John Irving's 10 Favorite Books

John Irving was kind enough to provide his 10 favorite books to the authors of The Top Ten: Writers Pick Their Favorite Books.


#1: Great Expectations

by Charles Dickens

Dena from New York, NY says:

I like Dickens. Even so, I didn't read "Great Expectations" until I was in grad school — I'd seen the movies, and they all seemed boring and love-storyish. Mawkish, what with Miss Havisham and her house and Pip longing for Estella...

Charles Dickens, how could I have forgotten? That's not what you do at all. "Great Expectations" has a mystery at its heart, and it plows along until all of a sudden you're on page 500 and you've laughed out loud — to Dickens! — on the subway.

This book also appears on:

Nick Hornby's Favorite Books

Oprah's Book Club


#2: Tess of the d'Urbervilles

by James Wood, Thomas Hardy

Michelle Martinez from Houston, Texas says:

This is a beautiful and poignant novel about the trials of young and resourceful Tess. Her sad life has shafts of light with moments of love and hope. You're on her side from the very start. It's a deeply moving tale. This is one of my favourite books; I've read it multiple times — in high school, college, and grad school — and each time I read something new. Thomas Hardy, the author, has a great command of the language and imagery.


#4: The Scarlet Letter

by Nina Baym, Nathaniel Hawthorne, edited by Thomas E. Connolly

Laura Marello says:

I just re-read The Scarlet Letter after 30 years. It is a grim book about a woman in Puritan New England who's shunned for having a child out of wedlock, about the man who fathered the child, and the man who is tormenting the father. It's a book about guilt, breaking the rules, about social restrictions, and it still has a lot of relevance. It's a classic.


#6: David Copperfield

by Charles Dickens

Hannah Egan says:

Many of Dickens' works are known for their opening lines, but this book boasts my favorite opener of all time. It includes some of the most lovable characters ever conceived, and yes, some of the most vile. Like any other book by Charles Dickens, this is a great read for anyone who has a healthy sense of humor and a taste for well chosen and deliciously aged words. A fine wine to enjoy slowly.


#7: Madame Bovary

by Gustave Flaubert

Sally Bjornsen from Seattle says:

I read Madame Bovary in High School and I have to say I don't think I "got it" at the time. Now having watched the world reel from the recession I "get it." Many of my hard driving, big spending, botox-consuming, career women friends have found themselves in a tight financial position and are having to evaluate what is important to them — beyond their material items. Many have spent beyond their means and are now wondering... how did I get here? Madame Bovary was a bourgeois, shallow, material obsessed character — not unlike many modern day characters. In the end (spoiler alert!) she succumbs to her insurmountable debt and a failed life that was not up to her aesthetic and romantic vision and ends her life. It's a tragic story that is replayed in the news of late. Some things never change.


#8: Fifth Business

by Robertson Davies

Rachel from Boston, MA says:

It's been years and years since I read this book, part of the Deptford Trilogy. Robertson Davies is one of those authors whose books are well-plotted AND have interesting characters, and to top it off, have lots of references to other topics. I enjoy reading his books, and they make me feel smart in the bargain. ;-)

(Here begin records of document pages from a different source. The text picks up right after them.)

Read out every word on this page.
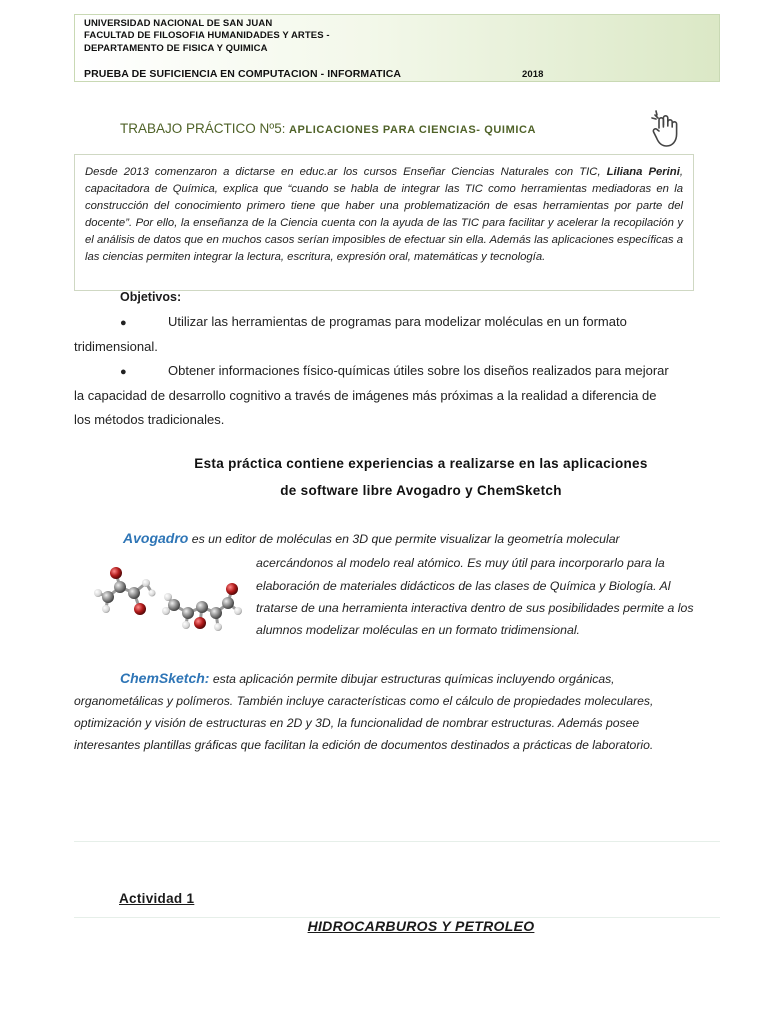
UNIVERSIDAD NACIONAL DE SAN JUAN
FACULTAD DE FILOSOFIA HUMANIDADES Y ARTES -
DEPARTAMENTO DE FISICA Y QUIMICA
PRUEBA DE SUFICIENCIA EN COMPUTACION - INFORMATICA	2018
TRABAJO PRÁCTICO Nº5: APLICACIONES PARA CIENCIAS- QUIMICA
Desde 2013 comenzaron a dictarse en educ.ar los cursos Enseñar Ciencias Naturales con TIC, Liliana Perini, capacitadora de Química, explica que “cuando se habla de integrar las TIC como herramientas mediadoras en la construcción del conocimiento primero tiene que haber una problematización de esas herramientas por parte del docente”. Por ello, la enseñanza de la Ciencia cuenta con la ayuda de las TIC para facilitar y acelerar la recopilación y el análisis de datos que en muchos casos serían imposibles de efectuar sin ella. Además las aplicaciones específicas a las ciencias permiten integrar la lectura, escritura, expresión oral, matemáticas y tecnología.
Objetivos:
●	Utilizar las herramientas de programas para modelizar moléculas en un formato
tridimensional.
●	Obtener informaciones físico-químicas útiles sobre los diseños realizados para mejorar
la capacidad de desarrollo cognitivo a través de imágenes más próximas a la realidad a diferencia de
los métodos tradicionales.
Esta práctica contiene experiencias a realizarse en las aplicaciones
de software libre Avogadro y ChemSketch
Avogadro es un editor de moléculas en 3D que permite visualizar la geometría molecular
acercándonos al modelo real atómico. Es muy útil para incorporarlo para la
elaboración de materiales didácticos de las clases de Química y Biología. Al
tratarse de una herramienta interactiva dentro de sus posibilidades permite a los
alumnos modelizar moléculas en un formato tridimensional.
ChemSketch: esta aplicación permite dibujar estructuras químicas incluyendo orgánicas,
organometálicas y polímeros. También incluye características como el cálculo de propiedades moleculares,
optimización y visión de estructuras en 2D y 3D, la funcionalidad de nombrar estructuras. Además posee
interesantes plantillas gráficas que facilitan la edición de documentos destinados a prácticas de laboratorio.
Actividad 1
HIDROCARBUROS Y PETROLEO
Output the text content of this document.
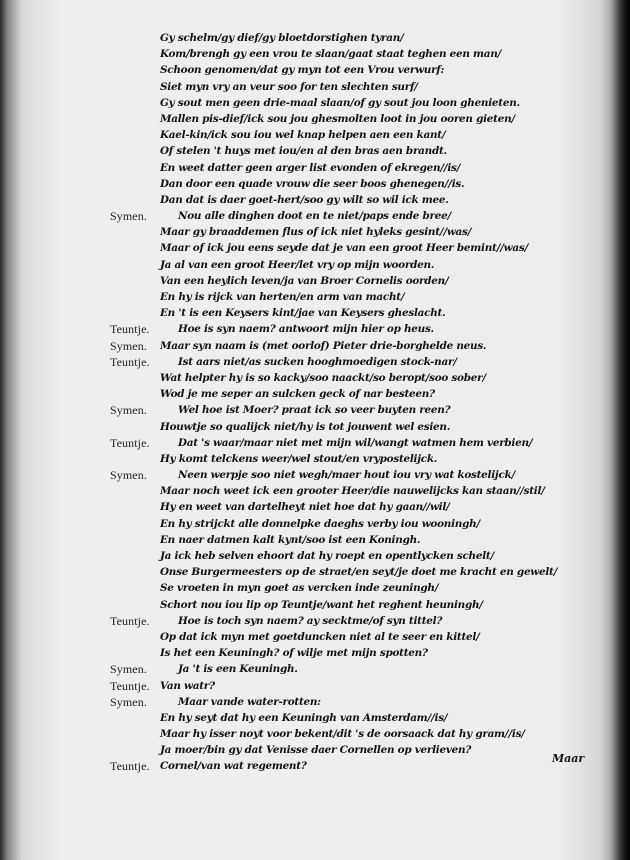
Gy schelm/gy dief/gy bloetdorstighen tyran/
Kom/brengh gy een vrou te slaan/gaat staat teghen een man/
Schoon genomen/dat gy myn tot een Vrou verwurf:
Siet myn vry an veur soo for ten slechten surf/
Gy sout men geen drie-maal slaan/of gy sout jou loon ghenieten.
Mallen pis-dief/ick sou jou ghesmolten loot in jou ooren gieten/
Kael-kin/ick sou iou wel knap helpen aen een kant/
Of stelen 't huys met iou/en al den bras aen brandt.
En weet datter geen arger list evonden of ekregen//is/
Dan door een quade vrouw die seer boos ghenegen//is.
Dan dat is daer goet-hert/soo gy wilt so wil ick mee.
Symen.	Nou alle dinghen doot en te niet/paps ende bree/
Maar gy braaddemen flus of ick niet hyleks gesint//was/
Maar of ick jou eens seyde dat je van een groot Heer bemint//was/
Ja al van een groot Heer/let vry op mijn woorden.
Van een heylich leven/ja van Broer Cornelis oorden/
En hy is rijck van herten/en arm van macht/
En 't is een Keysers kint/jae van Keysers gheslacht.
Teuntje.	Hoe is syn naem? antwoort mijn hier op heus.
Symen. Maar syn naam is (met oorlof) Pieter drie-borghelde neus.
Teuntje.	Ist aars niet/as sucken hooghmoedigen stock-nar/
Wat helpter hy is so kacky/soo naackt/so beropt/soo sober/
Wod je me seper an sulcken geck of nar besteen?
Symen.	Wel hoe ist Moer? praat ick so veer buyten reen?
Houwtje so qualijck niet/hy is tot jouwent wel esien.
Teuntje.	Dat 's waar/maar niet met mijn wil/wangt watmen hem verbien/
Hy komt telckens weer/wel stout/en vrypostelijck.
Symen.	Neen werpje soo niet wegh/maer hout iou vry wat kostelijck/
Maar noch weet ick een grooter Heer/die nauwelijcks kan staan//stil/
Hy en weet van dartelheyt niet hoe dat hy gaan//wil/
En hy strijckt alle donnelpke daeghs verby iou wooningh/
En naer datmen kalt kynt/soo ist een Koningh.
Ja ick heb selven ehoort dat hy roept en opentlycken schelt/
Onse Burgermeesters op de straet/en seyt/je doet me kracht en gewelt/
Se vroeten in myn goet as vercken inde zeuningh/
Schort nou iou lip op Teuntje/want het reghent heuningh/
Teuntje.	Hoe is toch syn naem? ay secktme/of syn tittel?
Op dat ick myn met goetduncken niet al te seer en kittel/
Is het een Keuningh? of wilje met mijn spotten?
Symen.	Ja 't is een Keuningh.
Teuntje. Van watr?
Symen.	Maar vande water-rotten:
En hy seyt dat hy een Keuningh van Amsterdam//is/
Maar hy isser noyt voor bekent/dit 's de oorsaack dat hy gram//is/
Ja moer/bin gy dat Venisse daer Cornellen op verlieven?
Teuntje. Cornel/van wat regement?
Maar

One Hundred Years of Solitude

by Gregory Rabassa, Gabriel Garcia Marquez

Penelope Trunk says:

This book was not fun to read; it was very slow going for me. I had no idea what I was reading at the beginning. Every time the magical realism popped up, I skipped it, and got excited that I was closer to the end of the book. But somewhere, toward the end, I stopped skipping, and I realized that I was able to appreciate the weirdness of the story. This was when I realized I could process big ideas on my own, without a professor to guide me.


Moby-Dick: or, The Whale

by Herman Melville, introduction by Nathaniel Philbrick

Katrina Naugle says:

Oh my bejeezus, Herman Melville has a great sense of humor. I put off reading this book 'cause I thought it was slow-going; turns out, I just wasn't catching his dry, witty sense of humor, and once I did, he just kept getting better and more clever! Ishmael is a truly funny character, in a dark way, which makes me wonder why they haven't made a movie yet (don't get any ideas! Don't ruin it! Just kidding — a little).